Week Eight: Sharp Teeth
The kittens' teeth are fully in place, and they are as sharp as needles. The ASPCA notes at this age, kittens are old enough to be safely spayed or neutered. Your vet can also accurately determine the gender of your kittens at this stage, if you haven't figured that out already. Health check-ups are critical to ensure they're on the right track to becoming a healthy kitty, so don't skip this milestone vet visit.
Week Nine: On the Go
By week nine, kittens are becoming more proficient at eating solid food, and they may even show preferences for certain types and flavors. You'll notice that they're drinking less from their mom and are relying more on kitten-formulated food for their nutritional needs.

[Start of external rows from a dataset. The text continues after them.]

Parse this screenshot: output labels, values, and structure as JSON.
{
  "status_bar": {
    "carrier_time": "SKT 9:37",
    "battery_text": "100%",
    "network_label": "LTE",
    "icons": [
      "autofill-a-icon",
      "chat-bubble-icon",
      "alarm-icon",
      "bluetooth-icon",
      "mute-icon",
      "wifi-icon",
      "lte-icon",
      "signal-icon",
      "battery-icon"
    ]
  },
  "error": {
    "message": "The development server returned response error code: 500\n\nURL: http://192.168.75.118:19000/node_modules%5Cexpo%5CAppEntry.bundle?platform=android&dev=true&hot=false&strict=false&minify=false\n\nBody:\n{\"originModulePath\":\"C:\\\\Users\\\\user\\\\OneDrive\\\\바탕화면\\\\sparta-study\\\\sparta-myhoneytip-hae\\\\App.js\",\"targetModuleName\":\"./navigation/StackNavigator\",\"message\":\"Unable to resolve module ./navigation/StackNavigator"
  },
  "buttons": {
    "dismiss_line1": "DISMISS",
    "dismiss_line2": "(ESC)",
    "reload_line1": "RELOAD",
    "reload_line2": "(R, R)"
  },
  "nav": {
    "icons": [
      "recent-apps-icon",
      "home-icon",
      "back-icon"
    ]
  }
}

They'll need their final round of deworming, followed by a monthly heartworm preventative.
Keep them on a high-quality kitten food that provides all the nutrients they need to continue their rapid growth.
Week Ten: Personality Plus
As you approach week 10, you're going to see more of each kitten's individual personality coming through. Some may be more adventurous and outgoing, while others might be more reserved and observant. This is also a fantastic time to introduce toys that stimulate their mental and physical faculties. Teasers, tunnels, and even simple balls can offer entertainment and development benefits.
Kitten Developments Over the Next Year
During the rest of the first 18 months of their lives, the stages of kitten development will not be so dramatic. Kittens will continue to grow and learn to socialize. They will hone their hunting skills, sneaking up on unsuspecting pieces of paper and socks while establishing some aggressive play with littermates.
Raising a Kitten
Raising kittens is a fun experience, but it can be a lot of work. If you're unsure if your kitten is developing properly, contact your vet. Your kittens will grow leaps and bounds in their first year, and they will learn to be part of your family — and that is the most important development of all.